The first Qing regent reinstated the ban in 1647, which was largely ignored until the Kangxi Emperor issued an, “I’m not kidding, folks!” edict in 1666. The government destroyed its own fleets and implemented a death penalty for violation of the ban. To make the point perfectly clear, the government went a step further and exiled both the offender’s family, and his neighbors. The immediate effect was to crater the economy, smother innovation, and turn the entirety of the now unemployable Chinese merchant marine into “Japanese” pirates. Despite being worse than useless, the rationale for the sea bans were always national security – it is again.

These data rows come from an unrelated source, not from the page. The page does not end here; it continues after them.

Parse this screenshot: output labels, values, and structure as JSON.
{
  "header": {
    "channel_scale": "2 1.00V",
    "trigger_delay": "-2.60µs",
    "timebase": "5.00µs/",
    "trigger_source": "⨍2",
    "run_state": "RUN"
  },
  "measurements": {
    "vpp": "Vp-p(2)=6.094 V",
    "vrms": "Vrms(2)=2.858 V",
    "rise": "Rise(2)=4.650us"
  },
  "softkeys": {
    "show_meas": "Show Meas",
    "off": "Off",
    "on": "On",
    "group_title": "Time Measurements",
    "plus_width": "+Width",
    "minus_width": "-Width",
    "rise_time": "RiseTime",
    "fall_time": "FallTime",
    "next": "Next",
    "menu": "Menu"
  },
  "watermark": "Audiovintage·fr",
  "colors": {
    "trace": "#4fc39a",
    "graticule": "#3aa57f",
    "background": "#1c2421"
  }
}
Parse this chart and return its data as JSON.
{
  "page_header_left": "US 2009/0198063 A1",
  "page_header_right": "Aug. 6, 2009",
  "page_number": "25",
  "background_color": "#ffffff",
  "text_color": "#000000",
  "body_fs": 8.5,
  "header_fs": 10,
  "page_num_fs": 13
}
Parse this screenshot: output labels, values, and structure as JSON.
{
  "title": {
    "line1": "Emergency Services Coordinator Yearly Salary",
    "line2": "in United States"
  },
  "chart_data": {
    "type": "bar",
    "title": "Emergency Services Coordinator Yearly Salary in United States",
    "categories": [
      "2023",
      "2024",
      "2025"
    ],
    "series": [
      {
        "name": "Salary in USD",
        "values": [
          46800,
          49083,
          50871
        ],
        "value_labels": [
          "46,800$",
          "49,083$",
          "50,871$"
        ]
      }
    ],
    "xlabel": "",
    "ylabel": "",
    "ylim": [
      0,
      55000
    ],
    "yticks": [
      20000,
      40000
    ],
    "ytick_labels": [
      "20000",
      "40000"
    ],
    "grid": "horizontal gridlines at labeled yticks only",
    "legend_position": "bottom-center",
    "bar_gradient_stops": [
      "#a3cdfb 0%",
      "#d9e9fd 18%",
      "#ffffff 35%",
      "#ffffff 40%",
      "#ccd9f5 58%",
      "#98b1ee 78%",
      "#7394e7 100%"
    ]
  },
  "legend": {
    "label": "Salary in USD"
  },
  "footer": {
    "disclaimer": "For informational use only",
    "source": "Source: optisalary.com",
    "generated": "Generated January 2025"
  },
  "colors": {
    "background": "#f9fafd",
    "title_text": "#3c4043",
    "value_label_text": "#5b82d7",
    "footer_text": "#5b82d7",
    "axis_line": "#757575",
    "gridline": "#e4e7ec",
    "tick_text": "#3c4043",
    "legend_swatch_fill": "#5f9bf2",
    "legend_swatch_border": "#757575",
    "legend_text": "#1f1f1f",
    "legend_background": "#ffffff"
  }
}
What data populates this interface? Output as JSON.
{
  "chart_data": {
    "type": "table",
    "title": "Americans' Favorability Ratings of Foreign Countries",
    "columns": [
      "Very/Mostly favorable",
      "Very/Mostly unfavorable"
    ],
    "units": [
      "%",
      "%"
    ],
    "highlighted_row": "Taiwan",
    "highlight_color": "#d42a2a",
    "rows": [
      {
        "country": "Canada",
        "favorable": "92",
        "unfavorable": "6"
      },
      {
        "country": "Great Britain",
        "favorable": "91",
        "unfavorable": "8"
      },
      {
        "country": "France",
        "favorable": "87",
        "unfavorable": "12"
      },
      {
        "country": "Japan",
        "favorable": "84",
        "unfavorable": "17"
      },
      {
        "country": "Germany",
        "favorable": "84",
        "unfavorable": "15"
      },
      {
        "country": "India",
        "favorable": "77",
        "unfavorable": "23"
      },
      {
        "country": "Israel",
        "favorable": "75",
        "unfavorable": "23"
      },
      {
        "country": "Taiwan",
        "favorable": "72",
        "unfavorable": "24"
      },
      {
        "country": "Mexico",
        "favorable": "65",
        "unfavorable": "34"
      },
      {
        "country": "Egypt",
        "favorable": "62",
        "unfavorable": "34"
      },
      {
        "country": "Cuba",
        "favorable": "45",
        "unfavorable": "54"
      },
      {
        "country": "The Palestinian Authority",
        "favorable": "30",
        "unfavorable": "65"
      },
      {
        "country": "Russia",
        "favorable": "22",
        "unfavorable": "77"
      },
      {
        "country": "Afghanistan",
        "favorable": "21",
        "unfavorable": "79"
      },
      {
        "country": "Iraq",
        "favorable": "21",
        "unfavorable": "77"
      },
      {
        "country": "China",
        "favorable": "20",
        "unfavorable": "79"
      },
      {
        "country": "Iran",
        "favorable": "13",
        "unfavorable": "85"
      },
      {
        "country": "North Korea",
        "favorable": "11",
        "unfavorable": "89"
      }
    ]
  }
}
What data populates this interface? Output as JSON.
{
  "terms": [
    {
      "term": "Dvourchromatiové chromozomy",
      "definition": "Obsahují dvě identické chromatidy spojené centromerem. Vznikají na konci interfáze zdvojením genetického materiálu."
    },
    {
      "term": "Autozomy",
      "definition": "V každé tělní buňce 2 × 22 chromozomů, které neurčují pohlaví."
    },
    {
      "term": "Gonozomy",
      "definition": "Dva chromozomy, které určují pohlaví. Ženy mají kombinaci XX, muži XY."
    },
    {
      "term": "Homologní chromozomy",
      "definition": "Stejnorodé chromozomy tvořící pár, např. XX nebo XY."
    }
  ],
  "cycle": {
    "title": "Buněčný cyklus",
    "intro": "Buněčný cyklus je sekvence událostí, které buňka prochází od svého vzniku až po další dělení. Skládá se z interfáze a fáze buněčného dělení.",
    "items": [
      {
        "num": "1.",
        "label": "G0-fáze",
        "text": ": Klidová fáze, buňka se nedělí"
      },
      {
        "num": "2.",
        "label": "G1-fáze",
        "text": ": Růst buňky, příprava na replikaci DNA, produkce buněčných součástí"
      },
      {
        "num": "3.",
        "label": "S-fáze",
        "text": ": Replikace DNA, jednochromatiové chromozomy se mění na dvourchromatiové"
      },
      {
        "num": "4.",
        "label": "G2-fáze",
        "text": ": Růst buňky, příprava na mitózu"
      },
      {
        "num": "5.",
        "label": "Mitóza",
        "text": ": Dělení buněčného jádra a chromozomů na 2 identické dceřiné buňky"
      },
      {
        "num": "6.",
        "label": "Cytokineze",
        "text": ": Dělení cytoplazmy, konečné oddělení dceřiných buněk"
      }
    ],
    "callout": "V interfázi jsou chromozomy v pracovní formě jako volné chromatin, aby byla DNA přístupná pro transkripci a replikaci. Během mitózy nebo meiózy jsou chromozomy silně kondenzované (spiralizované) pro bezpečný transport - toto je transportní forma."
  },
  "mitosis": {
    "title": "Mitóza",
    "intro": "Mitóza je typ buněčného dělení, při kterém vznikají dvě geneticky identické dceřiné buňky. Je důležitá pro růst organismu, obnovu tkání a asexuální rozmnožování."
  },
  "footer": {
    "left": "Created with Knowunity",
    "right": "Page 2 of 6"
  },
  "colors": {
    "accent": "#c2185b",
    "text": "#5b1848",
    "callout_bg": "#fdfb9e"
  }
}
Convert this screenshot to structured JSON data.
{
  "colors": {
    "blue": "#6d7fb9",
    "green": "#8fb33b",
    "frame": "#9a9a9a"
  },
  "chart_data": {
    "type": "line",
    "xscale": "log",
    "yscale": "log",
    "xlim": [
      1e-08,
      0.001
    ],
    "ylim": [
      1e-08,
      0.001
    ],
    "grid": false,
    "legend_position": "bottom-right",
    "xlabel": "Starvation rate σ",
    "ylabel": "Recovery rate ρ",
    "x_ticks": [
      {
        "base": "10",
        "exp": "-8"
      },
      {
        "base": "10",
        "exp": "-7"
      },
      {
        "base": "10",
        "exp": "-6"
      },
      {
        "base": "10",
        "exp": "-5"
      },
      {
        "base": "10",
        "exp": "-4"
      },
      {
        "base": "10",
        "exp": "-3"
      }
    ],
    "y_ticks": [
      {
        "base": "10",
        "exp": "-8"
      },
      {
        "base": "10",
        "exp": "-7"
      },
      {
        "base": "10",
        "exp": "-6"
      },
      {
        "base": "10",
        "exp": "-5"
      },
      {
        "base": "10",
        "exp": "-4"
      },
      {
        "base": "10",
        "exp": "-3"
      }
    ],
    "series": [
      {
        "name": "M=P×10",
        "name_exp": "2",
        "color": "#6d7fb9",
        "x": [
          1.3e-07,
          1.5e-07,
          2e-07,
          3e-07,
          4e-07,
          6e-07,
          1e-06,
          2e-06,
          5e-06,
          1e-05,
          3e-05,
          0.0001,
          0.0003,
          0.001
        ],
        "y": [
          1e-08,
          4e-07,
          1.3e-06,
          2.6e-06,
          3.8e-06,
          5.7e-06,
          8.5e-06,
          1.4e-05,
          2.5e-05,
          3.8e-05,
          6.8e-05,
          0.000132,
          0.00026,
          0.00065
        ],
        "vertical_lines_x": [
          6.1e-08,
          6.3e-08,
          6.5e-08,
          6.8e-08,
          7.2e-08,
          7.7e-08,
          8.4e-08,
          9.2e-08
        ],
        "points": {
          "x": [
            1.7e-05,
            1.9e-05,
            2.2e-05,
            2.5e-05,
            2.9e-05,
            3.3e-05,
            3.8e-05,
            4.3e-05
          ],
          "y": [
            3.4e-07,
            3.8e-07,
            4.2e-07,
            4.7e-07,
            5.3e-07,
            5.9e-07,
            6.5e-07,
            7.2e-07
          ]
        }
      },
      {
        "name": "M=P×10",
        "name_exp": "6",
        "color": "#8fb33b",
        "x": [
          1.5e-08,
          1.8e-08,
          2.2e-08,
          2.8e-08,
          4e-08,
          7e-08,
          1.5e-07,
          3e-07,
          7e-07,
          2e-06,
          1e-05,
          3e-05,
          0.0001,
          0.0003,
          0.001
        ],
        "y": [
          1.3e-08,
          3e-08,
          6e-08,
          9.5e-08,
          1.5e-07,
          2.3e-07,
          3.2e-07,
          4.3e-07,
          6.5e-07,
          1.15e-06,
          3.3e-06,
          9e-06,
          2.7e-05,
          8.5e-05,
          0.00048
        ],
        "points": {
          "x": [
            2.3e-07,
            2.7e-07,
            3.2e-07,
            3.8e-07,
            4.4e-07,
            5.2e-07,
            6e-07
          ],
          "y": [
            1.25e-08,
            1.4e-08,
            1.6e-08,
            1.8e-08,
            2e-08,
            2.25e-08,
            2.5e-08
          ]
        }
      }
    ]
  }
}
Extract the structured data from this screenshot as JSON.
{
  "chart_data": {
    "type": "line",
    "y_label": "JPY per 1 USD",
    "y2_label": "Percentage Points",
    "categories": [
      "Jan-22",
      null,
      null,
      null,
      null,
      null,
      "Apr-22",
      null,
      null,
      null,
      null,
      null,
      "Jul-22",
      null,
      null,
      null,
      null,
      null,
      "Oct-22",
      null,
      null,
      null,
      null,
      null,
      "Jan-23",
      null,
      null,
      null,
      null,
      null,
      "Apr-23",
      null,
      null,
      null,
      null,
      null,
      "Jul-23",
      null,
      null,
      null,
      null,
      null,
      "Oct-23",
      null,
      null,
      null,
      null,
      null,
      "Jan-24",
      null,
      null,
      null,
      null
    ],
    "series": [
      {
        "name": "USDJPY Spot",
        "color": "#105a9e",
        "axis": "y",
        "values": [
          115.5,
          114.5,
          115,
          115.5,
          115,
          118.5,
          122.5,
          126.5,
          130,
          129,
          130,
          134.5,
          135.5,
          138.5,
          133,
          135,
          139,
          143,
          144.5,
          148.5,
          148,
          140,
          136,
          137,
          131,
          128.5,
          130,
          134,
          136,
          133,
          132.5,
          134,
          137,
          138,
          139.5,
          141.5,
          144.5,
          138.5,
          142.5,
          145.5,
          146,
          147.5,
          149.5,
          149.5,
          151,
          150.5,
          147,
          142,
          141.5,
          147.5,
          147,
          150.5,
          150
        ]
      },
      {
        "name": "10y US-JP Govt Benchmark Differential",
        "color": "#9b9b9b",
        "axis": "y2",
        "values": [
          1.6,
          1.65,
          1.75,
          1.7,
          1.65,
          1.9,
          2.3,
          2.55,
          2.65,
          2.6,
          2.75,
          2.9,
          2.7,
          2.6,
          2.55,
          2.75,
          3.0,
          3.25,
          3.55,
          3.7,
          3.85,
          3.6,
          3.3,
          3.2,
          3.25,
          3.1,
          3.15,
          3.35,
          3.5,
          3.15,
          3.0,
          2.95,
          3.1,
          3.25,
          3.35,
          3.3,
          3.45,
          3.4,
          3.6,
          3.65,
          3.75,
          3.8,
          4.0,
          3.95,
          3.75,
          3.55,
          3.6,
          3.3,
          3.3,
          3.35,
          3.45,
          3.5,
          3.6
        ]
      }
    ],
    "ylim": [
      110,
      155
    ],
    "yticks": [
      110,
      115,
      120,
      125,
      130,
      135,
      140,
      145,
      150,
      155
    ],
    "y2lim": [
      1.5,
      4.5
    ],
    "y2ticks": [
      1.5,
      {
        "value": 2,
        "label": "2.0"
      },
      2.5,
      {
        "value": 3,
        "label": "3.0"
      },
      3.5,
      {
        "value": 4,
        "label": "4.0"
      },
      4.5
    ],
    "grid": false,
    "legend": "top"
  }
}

After 500 years of economic regression, Chairman Moa Zedong, chairman of the Chinese communist party and iconic menswear designer, sought to implement his vision of a socialist utopia by continuing the isolation. First from the West’s capitalist system after 1943, and then, in 1961, from the fellow travelers in Moscow on the grounds that they were sniffing about a peaceful coexistence with the West. Mao wanted a Cultural Revolution where all citizen were free to do exactly as they were told, and he didn’t need any outside ideas queering the campaign. The upshot is that China is the only country to have a lower GDP in 1950 that in 1,000. That’s not bad luck. Bad luck results in bad years, or even a decade. To get a bad millennium requires a strong central government.


After Chairman Mao’s death in 1976 – the Chinese Communist Party (CCP) realized that not only that the party was on the brink, so was the country. Under Deng Xiaping steps were taken to institutionalize power away from a single cult of personality and embrace “reform and opening.” The result can be seen in China’s rise over the last 40 years.


Xi, however, thinks China has gotten to a place where it doesn’t have to play nice with the rest of the world. He’s chasing Moa style self-reliance with his “Made in China 2025.” He has skillfully parlayed COVID lockdowns and easy surveillance technology to tighten his grip domestically. Internationally, he’s shifted from Deng’s friendly approach to the Chinese call “Wolf Warrior” diplomacy. Or more to the point, bullying: under heavy pressure from the government, Didi Chuxing – a ride hailing company – reneged on it’s NYSE listing for a China/Hong Kong.


The cost of all this is that international business ties are fraying – and China knows it. What it’s going to do about it is something else. The dangerous step the CCP is taking this summer is reversing that process. President Xi will almost certainly win a third term in power, something not done since Mao. It isn’t just the election, Xi has managed consolidate and hold onto power through a series of Mao like purges, repression, and if Xi is to be believed, his attempts to rewrite both history and Chinese society itself.


Will it work? In the short term, maybe. If history is any guide, less so. In the words of Rana Mitter, Professor of Chinese History at Oxford University, “Closed borders lead to closed minds.”